Some of the critics of MDC say we will never negotiate from a position of strength after pulling out of the Presidential runoff that Mugabe then went on and declared himself a winner so he could negotiate from a position of strength. As usual the arm chair pundits are way off the mark, Mugabe and his junta never wanted to negotiate. At first they thought they had the April 27 runoff between Tsvangirai and Mugabe all wrapped up after the orgy of violence that they had meted out to MDC members they knew they were going to be winners predicting a low or no turnout of MDC voters. The violence was brutal, it left 10 000 homes destroyed, another 10 000 people requiring urgent medical attention, 250000 people internally displaced, 1000 MDC members in illegal detention over spurious charges and 110 people that lost their lives at the hands of bloodthirsty state machinery that was unleashed on innocent Zimbabwe citizens. MDC had no option than to pull out of the Presidential runoff. However the dictatorship welcomed the idea and went ahead with a shame election, as ridiculous as taking a penalty when they is no goal-keeper and surprise surprise there was one winner Mugabe. They hurried the inauguration and did it on a Sunday so that Mugabe could travel to AU summit in Egypt as a head of state. Despite the need for non-recognition of Mugabe as an illegitimate head of state as he predicated a few among his peers dared to declare his tenure illegitimate with Botswana only issuing the most strongest of terms. All the other African countries as I wrote here on this blog before are tyrannical and their tenures of office are equal questionable. So the expectation of many people that Mugabe would be rejected never happened. After the collapse of the British sponsored UN resolution to impose sanctions on Zimbabwe there was little left that could be done by the world to help the situation in Zimbabwe.

I do not even think it was the sporadic uncoordinated sanctions against the regime in Harare that pushed them to begin negotiations with MDC nor was it the EU targeted personal sanctions. Yes the shortage of watermarked currency paper that the dictatorship imported from Germany company was the one that pushed the regime. However I acknowledge that the collapsed economy is starting bite the very architects of the collapse. Inflation at 2.2 million officially but economists put it at 5 million per cent is the highest in the world and is unsustainable. I think that was one of the issues that forced the dictatorship's hand. The other one might be the choruses of disapproval mostly from African countries such as Botswana, Zambia, Kenya, Ghana, Nigeria...... amongst those most critical of the illegitimate regime led by the despot Mugabe.

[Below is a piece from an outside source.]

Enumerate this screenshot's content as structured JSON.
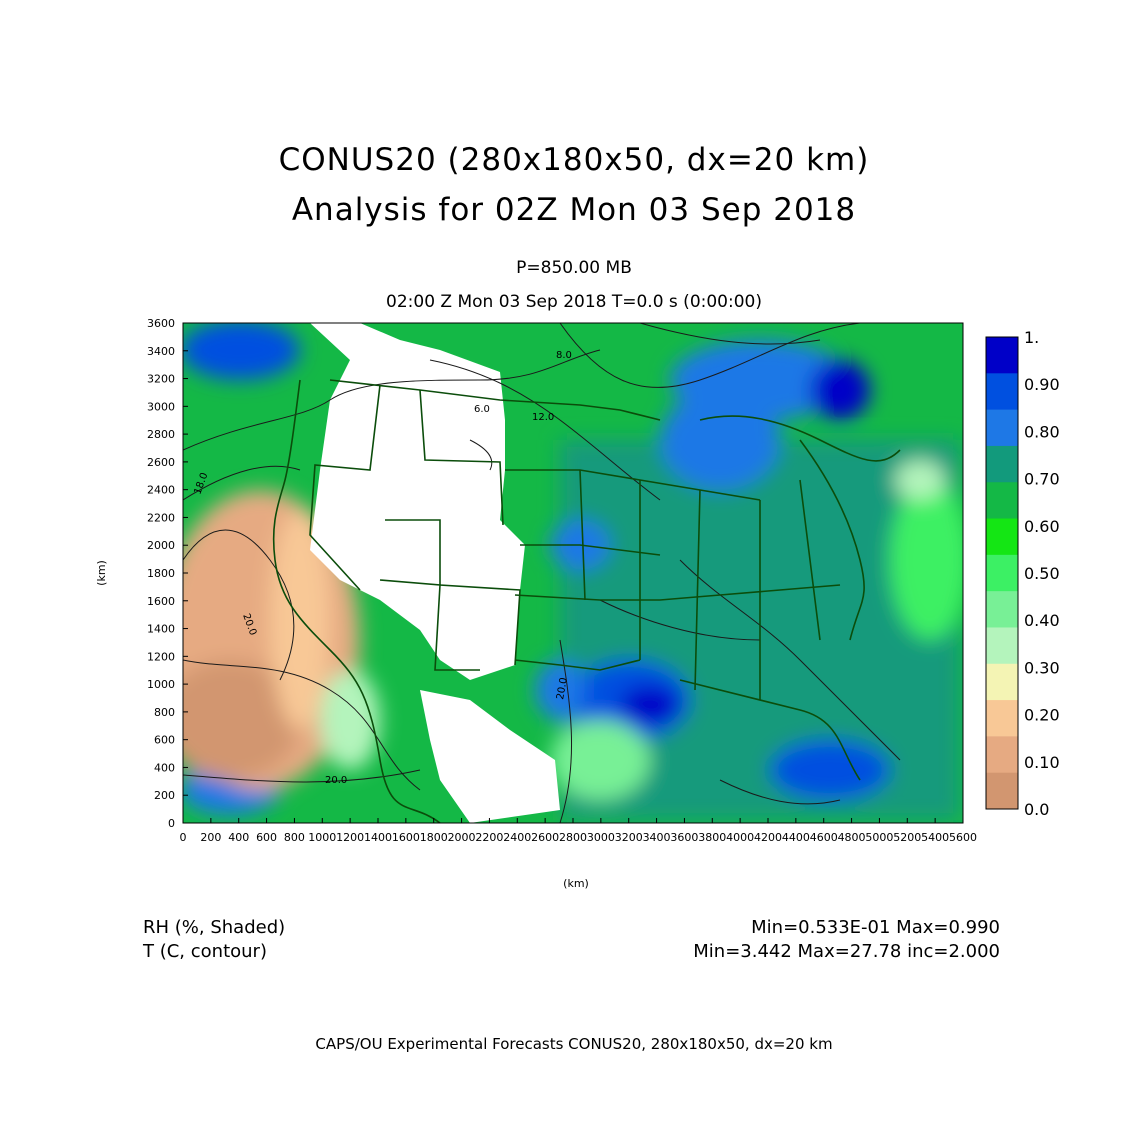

If Zanu PF and its machinery are going through this with insincerity or as a charade to wood wink the world that they are ready to solve the crisis in Zimbabwe then the talks will break down. If Mugabe thinks he can engineer another coup by swallowing MDC as he did Zapu in the late 80s and giving MDC MP token cabinet positions then I can assure you again that the talks will break down. MDC will never accept piece-meal type of settlements that disregard that MDC is the majority party in the parliament and that Morgan Tsvangirai is the rightful winner of the Presidential elections. There is also the issue of the immunity and amnesty, Zanu Pf will try and coax immunity pledges from MDC in exchange of release of all detained MDC members and officials, but we will refuse it. If however as a measure of compromise immunity is offered to Mugabe and his junta it will be difficult to stop individuals that will seek justice of the atrocities that the junta ordered in a new Zimbabwe.

Whatever the motive of the dictatorship in entering the talks, MDC will be on its guard and we will never play second fiddle to the junta we will claim what rightfully is ours, the people given victory of March 29. Any other outcomes the dictatorship can continue in its ruinous rule of Zimbabwe and we shall see if they have the political wherewithal to revive the collapsed economy and improve the lives of ordinary people.

1 comment:

  1. Come on!
    These are the kind of posts that make you an enemy of Zimbabwe. By the way you are still in New York, right? And you think you are untouchable. Mark my words you are not! How much are the Americans paying you?